Carvell Cecil, 37, of Campbell, apologized to Mahoning County Common Pleas Court Judge Lou D'Apolito after his wife and pastor asked for a lenient sentence.
D'Apolito said their opinions of Cecil's conduct did not outweigh the need to punish Cecil and protect others from him.
Cecil was also classified as a Tier II sex offender, meaning after his release, he will have to register with the county sheriff's office every six months for 25 years. He faced a maximum of 29 years and nine months in prison.
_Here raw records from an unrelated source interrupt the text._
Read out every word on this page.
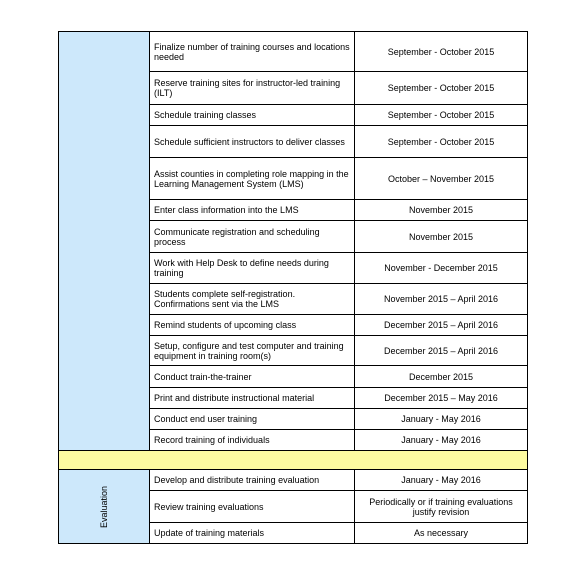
	Finalize number of training courses and locations needed	September - October 2015
	Reserve training sites for instructor-led training (ILT)	September - October 2015
	Schedule training classes	September - October 2015
	Schedule sufficient instructors to deliver classes	September - October 2015
	Assist counties in completing role mapping in the Learning Management System (LMS)	October – November 2015
	Enter class information into the LMS	November 2015
	Communicate registration and scheduling process	November 2015
	Work with Help Desk to define needs during training	November - December 2015
	Students complete self-registration. Confirmations sent via the LMS	November 2015 – April 2016
	Remind students of upcoming class	December 2015 – April 2016
	Setup, configure and test computer and training equipment in training room(s)	December 2015 – April 2016
	Conduct train-the-trainer	December 2015
	Print and distribute instructional material	December 2015 – May 2016
	Conduct end user training	January - May 2016
	Record training of individuals	January - May 2016

Evaluation	Develop and distribute training evaluation	January - May 2016
	Review training evaluations	Periodically or if training evaluations justify revision
	Update of training materials	As necessary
Prosecutor Natasha Frenchko asked for 15 years.
Cecil said he was ''embarrassed'' and ''upset'' about the charges but never mentioned the two female relatives he is accused of sexually abusing.
''I caused a whole lot of bad things,'' Cecil said.
Cecil pleaded guilty Jan. 24 to four counts of importuning, three counts of disseminating matter harmful to juveniles, and three counts of public indecency.
Frenchko said Cecil began abusing the first female relative from the time she was 9 until she was 13, and his wife knew about the abuse shortly after they were married in 2005.
He then abused another relative, also beginning at the age of 9, and the abuse stopped sometime in 2012, Frenchko said.
''He knew what he was doing,'' Frenchko said. ''He was a sick individual.''
She said Cecil should receive the 15-year sentence because he already showed he would not change his behavior by abusing the second relative.
Cecil's attorney, Brian Tareshawty, told the judge his client admitted to the facts of the case and pleaded to the indictment. He argued for a shorter sentence, saying Cecil has never been in trouble before and that being in prison as a first-time offender would drive the message home that he must get help.
His pastor, the Rev. Kenneth Parrimore, said that Cecil and his wife reported the abuse to the Children Services Board when they came to him for marriage counseling last fall, and that Cecil turned himself in.
''He was not running, not hiding, not trying to get out of trouble,'' Parrimore said.
Cecil's wife, Darla, told the judge she realizes she cannot live with her husband anymore, but asked for leniency because she wants him involved in the lives of the three children from their marriage as much as possible if he receives the proper counseling.
She said she does not condone what her husband did, and Parrimore and Darla Cecil both said he was a good man.